Over the years, ice for the railroad was also harvested from Lake Five and later from Whitefish Lake. If these lakes didn't freeze, operations moved to Sampson, Lost Coon or Skyles lakes.

At the turn of the century, horse-drawn plows and men with shovels cleared the snow from the lake in preparation for the cutting. The work was cold and dangerous, particularly for the horses.

McCready recalled a story about a harvest in which two teams of horses were used to plow snow up on one end of the lake. For some reason, the teams were then driven up on the snow pile with disastrous results.

The combined weight of snow and horses broke through the ice.

"They lost two teams," he said.

To begin the cutting, crews scored the ice into a grid pattern by driving horses pulling an implement like a plow. A hole was then drilled with an auger large enough to insert a man-powered saw.

"It looked like a cross-cut saw," McCready said. "It was a one-handled affair about five feet long."

The crew cut a large raft about 12 by 30 feet to float near shore where they would chop off blocks along a grid line for smaller cakes of 22 by 32 inches weighing 250 to 350 pounds each.

Crew members used poles and gaffs to slide the cakes up on the shore where men or horses pulled them on to railcars, wagons or trucks to haul to the ice houses. Advances such as Jeeps with snowplows, gasoline-powered buzz saws and motor-driven hoists made the ice harvest easier as the decades moved into '50s.

McCready was impressed by a live continuous chain conveyor that Ed McKenzie innovated in 1952 to lift ice cakes from the water up to a loading platform. The ice entrepreneur also gained local fame for another exploit.

"One time Ed was driving a Jeep with a snowplow and went nose-first into a hole but he got out," McCready said. "It was to some extent dangerous work."

The danger didn't end with the harvest and stocking houses.

In his report called "Icing the Cars," McCready quotes a Mr. Rooney, who filled the ice bunkers of cars for Western Fruit Express, a subsidiary formed by Great Northern Railway to handle the complexities of shipping perishable goods.

In the middle of the night with implements called pikes, Rooney tells of man-handling the ice down rickety, narrow gangways from the second floor of an ice house to platforms next to the tops of the refrigerator cars.

He then pushed the ice down to a walkway across the refrigerator cars to load into ice wells on either end of the "refeer" cars.

"The job was dangerous - the blocks were heavy, slippery and hard to control, it was night, the gangways and roofs were covered with crushed ice, and the workers were all young. Dreadful work," Rooney said.

In the heyday of such cars, McCready said crew could ice up to 170 cars at one spotting from the rows of ice houses lined up on by the tracks in Whitefish. Ice from lakes in the Flathead was also shipped to fill Great Northern ice houses from Spokane to Minot, N.D., and beyond.

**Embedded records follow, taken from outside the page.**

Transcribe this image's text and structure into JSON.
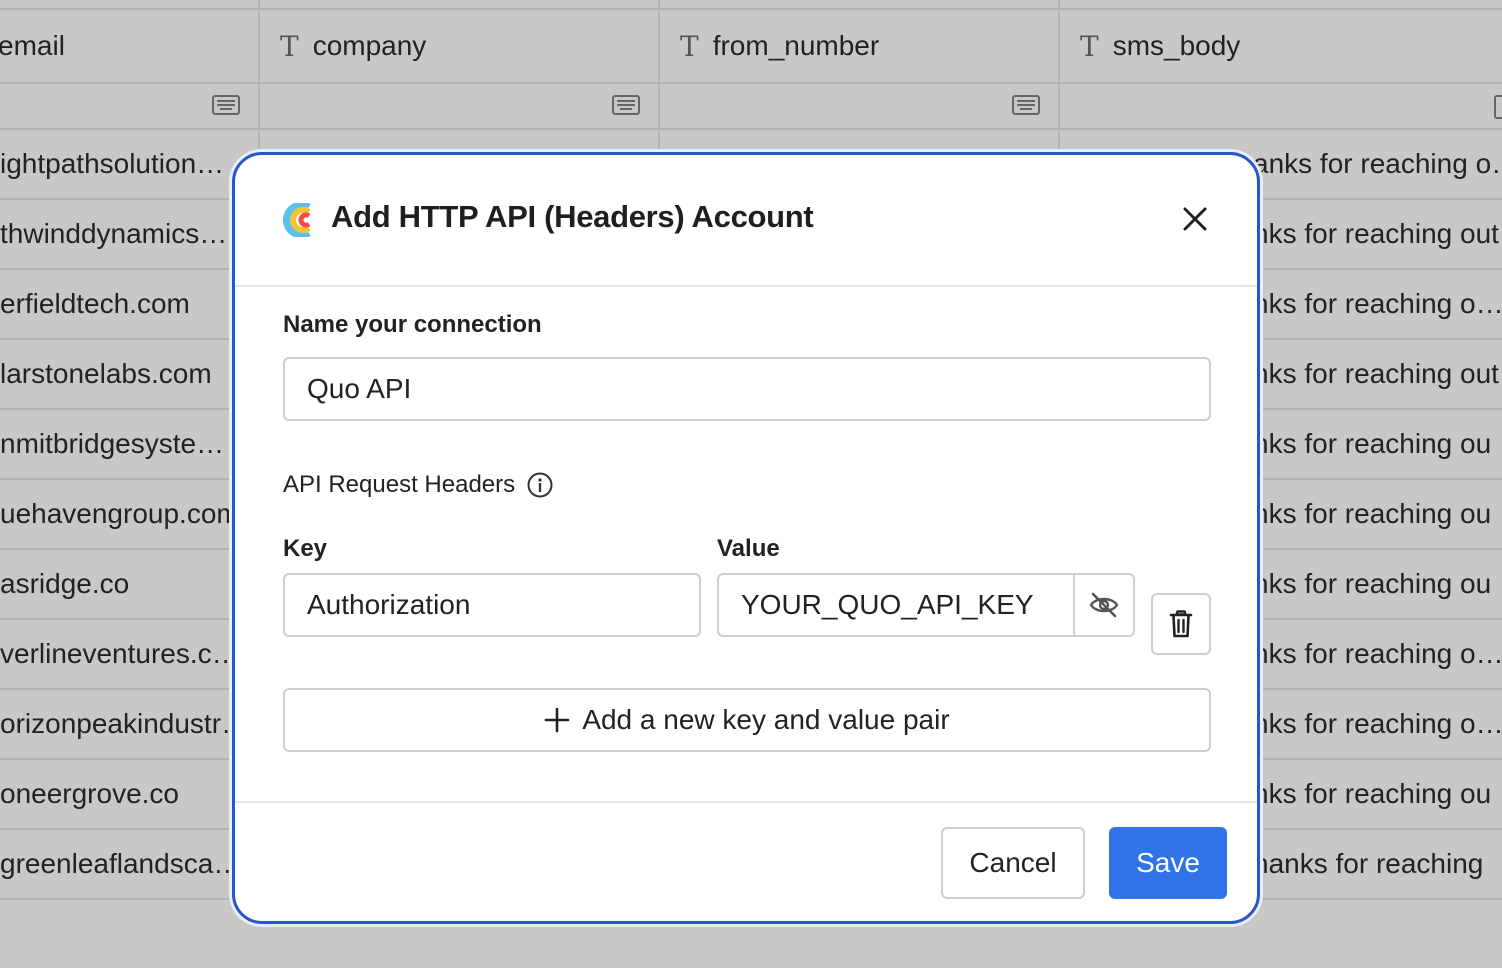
{
  "table": {
    "columns": [
      {
        "name": "email",
        "type_icon": "text-type-icon"
      },
      {
        "name": "company",
        "type_icon": "text-type-icon"
      },
      {
        "name": "from_number",
        "type_icon": "text-type-icon"
      },
      {
        "name": "sms_body",
        "type_icon": "text-type-icon"
      }
    ],
    "email_cells": [
      "ightpathsolution…",
      "thwinddynamics…",
      "erfieldtech.com",
      "larstonelabs.com",
      "nmitbridgesyste…",
      "uehavengroup.com",
      "asridge.co",
      "verlineventures.c…",
      "orizonpeakindustr…",
      "oneergrove.co",
      "greenleaflandsca…"
    ],
    "sms_cells": [
      "anks for reaching o…",
      "nks for reaching out",
      "nks for reaching o…",
      "nks for reaching out",
      "nks for reaching ou",
      "nks for reaching ou",
      "nks for reaching ou",
      "nks for reaching o…",
      "nks for reaching o…",
      "nks for reaching ou",
      "hanks for reaching"
    ]
  },
  "modal": {
    "title": "Add HTTP API (Headers) Account",
    "connection_label": "Name your connection",
    "connection_value": "Quo API",
    "headers_label": "API Request Headers",
    "key_label": "Key",
    "value_label": "Value",
    "key_value": "Authorization",
    "value_value": "YOUR_QUO_API_KEY",
    "add_pair_label": "Add a new key and value pair",
    "cancel_label": "Cancel",
    "save_label": "Save"
  },
  "colors": {
    "backdrop": "#c8c8c8",
    "modal_border": "#2757c7",
    "primary": "#2f73e6"
  }
}
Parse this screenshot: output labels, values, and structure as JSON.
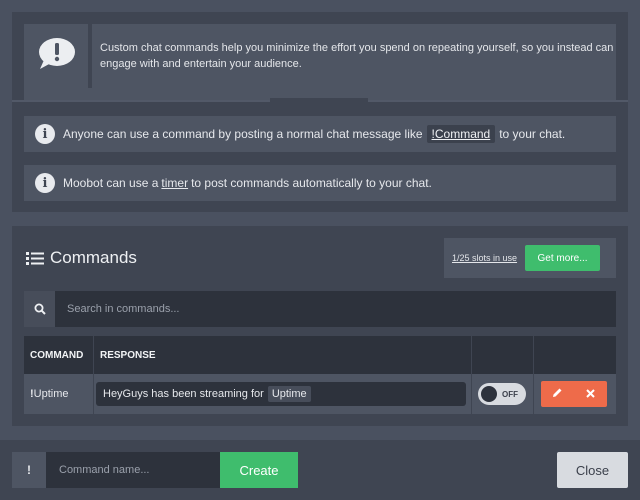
{
  "intro": {
    "description": "Custom chat commands help you minimize the effort you spend on repeating yourself, so you instead can engage with and entertain your audience."
  },
  "info": [
    {
      "before": "Anyone can use a command by posting a normal chat message like",
      "chip": "!Command",
      "after": "to your chat."
    },
    {
      "before": "Moobot can use a",
      "link": "timer",
      "after": "to post commands automatically to your chat."
    }
  ],
  "commands_panel": {
    "title": "Commands",
    "slots_label": "1/25 slots in use",
    "get_more_label": "Get more...",
    "search_placeholder": "Search in commands..."
  },
  "table": {
    "headers": {
      "command": "COMMAND",
      "response": "RESPONSE"
    },
    "rows": [
      {
        "command_prefix": "!",
        "command": "Uptime",
        "response_text": "HeyGuys has been streaming for",
        "response_var": "Uptime",
        "toggle_label": "OFF",
        "toggle_on": false
      }
    ]
  },
  "footer": {
    "prefix": "!",
    "name_placeholder": "Command name...",
    "create_label": "Create",
    "close_label": "Close"
  },
  "colors": {
    "accent_green": "#3fbd6d",
    "danger_orange": "#ee6b4a",
    "background": "#4a5160",
    "panel": "#3f4552"
  },
  "icons": [
    "chat-alert-icon",
    "info-icon",
    "list-icon",
    "search-icon",
    "pencil-icon",
    "close-icon"
  ]
}
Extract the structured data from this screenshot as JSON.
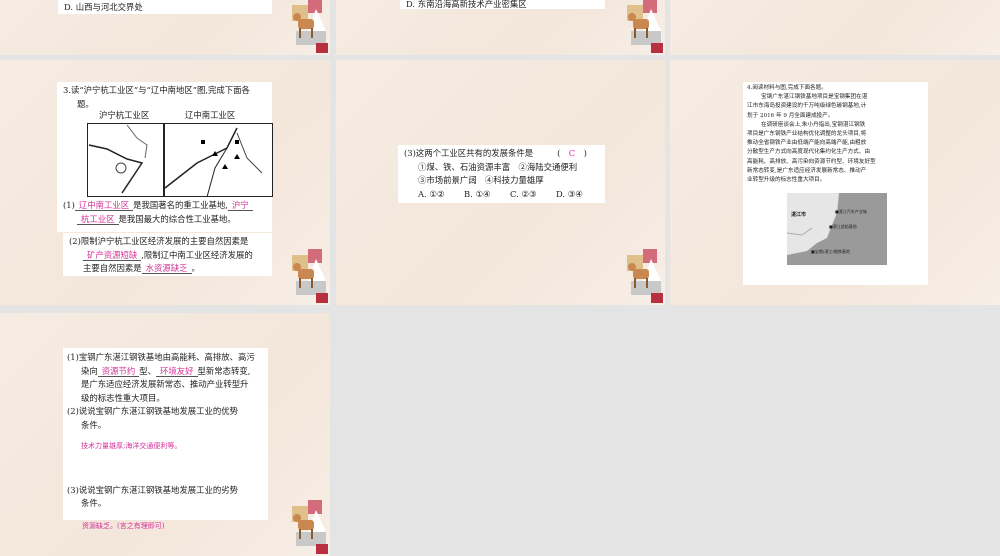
{
  "slides": [
    {
      "id": 1,
      "lines": [
        "D. 山西与河北交界处"
      ]
    },
    {
      "id": 2,
      "lines": [
        "D. 东南沿海高新技术产业密集区"
      ]
    },
    {
      "id": 3
    },
    {
      "id": 4,
      "question": "3.读“沪宁杭工业区”与“辽中南地区”图,完成下面各",
      "question_cont": "题。",
      "map_left_title": "沪宁杭工业区",
      "map_right_title": "辽中南工业区",
      "q1_prefix": "(1)",
      "q1_ans1": "辽中南工业区",
      "q1_mid": "是我国著名的重工业基地,",
      "q1_ans2a": "沪宁",
      "q1_ans2b": "杭工业区",
      "q1_end": "是我国最大的综合性工业基地。",
      "q2_line1": "(2)限制沪宁杭工业区经济发展的主要自然因素是",
      "q2_ans1": "矿产资源短缺",
      "q2_mid": ",限制辽中南工业区经济发展的",
      "q2_line3": "主要自然因素是",
      "q2_ans2": "水资源缺乏",
      "q2_end": "。"
    },
    {
      "id": 5,
      "q3": "(3)这两个工业区共有的发展条件是",
      "q3_answer": "C",
      "opt_line1": "①煤、铁、石油资源丰富　②海陆交通便利",
      "opt_line2": "③市场前景广阔　④科技力量雄厚",
      "choices": [
        "A. ①②",
        "B. ①④",
        "C. ②③",
        "D. ③④"
      ]
    },
    {
      "id": 6,
      "title": "4.阅读材料与图,完成下面各题。",
      "para": [
        "宝钢广东湛江钢铁基地项目是宝钢集团在湛",
        "江市东海岛投资建设的千万吨级绿色碳钢基地,计",
        "划于 2016 年 9 月全面建成投产。",
        "在调研座谈会上,朱小丹指出,宝钢湛江钢铁",
        "项目是广东钢铁产业结构优化调整的龙头项目,将",
        "推动全省钢铁产业由低端产能向高端产能,由粗放",
        "分散型生产方式向高度现代化集约化生产方式、由",
        "高能耗、高排放、高污染向资源节约型、环境友好型",
        "新常态转变,是广东适应经济发展新常态、推动产",
        "业转型升级的标志性重大项目。"
      ],
      "map_labels": {
        "city": "湛江市",
        "a": "湛江汽车产业城",
        "b": "湛江造船基地",
        "c": "宝钢(湛江)钢铁基地"
      }
    },
    {
      "id": 7,
      "q1_l1": "(1)宝钢广东湛江钢铁基地由高能耗、高排放、高污",
      "q1_l2a": "染向",
      "q1_ans1": "资源节约",
      "q1_l2b": "型、",
      "q1_ans2": "环境友好",
      "q1_l2c": "型新常态转变,",
      "q1_l3": "是广东适应经济发展新常态、推动产业转型升",
      "q1_l4": "级的标志性重大项目。",
      "q2_l1": "(2)说说宝钢广东湛江钢铁基地发展工业的优势",
      "q2_l2": "条件。",
      "q2_ans": "技术力量雄厚;海洋交通便利等。",
      "q3_l1": "(3)说说宝钢广东湛江钢铁基地发展工业的劣势",
      "q3_l2": "条件。",
      "q3_ans": "资源缺乏。(言之有理即可)"
    }
  ],
  "colors": {
    "answer": "#d4339a",
    "background": "#e4e4e4"
  }
}
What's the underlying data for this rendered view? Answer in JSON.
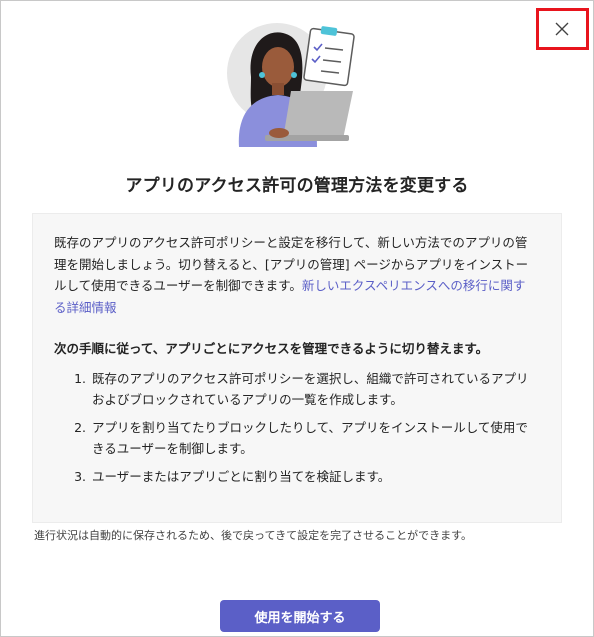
{
  "dialog": {
    "title": "アプリのアクセス許可の管理方法を変更する",
    "intro_text": "既存のアプリのアクセス許可ポリシーと設定を移行して、新しい方法でのアプリの管理を開始しましょう。切り替えると、[アプリの管理] ページからアプリをインストールして使用できるユーザーを制御できます。",
    "intro_link": "新しいエクスペリエンスへの移行に関する詳細情報",
    "steps_heading": "次の手順に従って、アプリごとにアクセスを管理できるように切り替えます。",
    "steps": [
      "既存のアプリのアクセス許可ポリシーを選択し、組織で許可されているアプリおよびブロックされているアプリの一覧を作成します。",
      "アプリを割り当てたりブロックしたりして、アプリをインストールして使用できるユーザーを制御します。",
      "ユーザーまたはアプリごとに割り当てを検証します。"
    ],
    "note": "進行状況は自動的に保存されるため、後で戻ってきて設定を完了させることができます。",
    "primary_button": "使用を開始する",
    "close_icon": "close-icon",
    "colors": {
      "accent": "#5b5fc7",
      "highlight": "#e8141d"
    }
  }
}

According to McCready, the railroad searched for ice from more convenient areas but always returned to the Flathead Valley's bounty of ice.

"It was the most reliable and the best quality," he said.

McCready continues his research. The Holy Grail would be photos of the earliest ice cutting on local lakes or any other new information about the Great Northern Railway that may be languishing in an attic or garage.

He has no desire to profit from his years of work and accumulation of information. McCready plans to write a reference paper for the Great Northern Railway Historical Society and to have his research on a public Web site.

"I think history is for sharing," he said.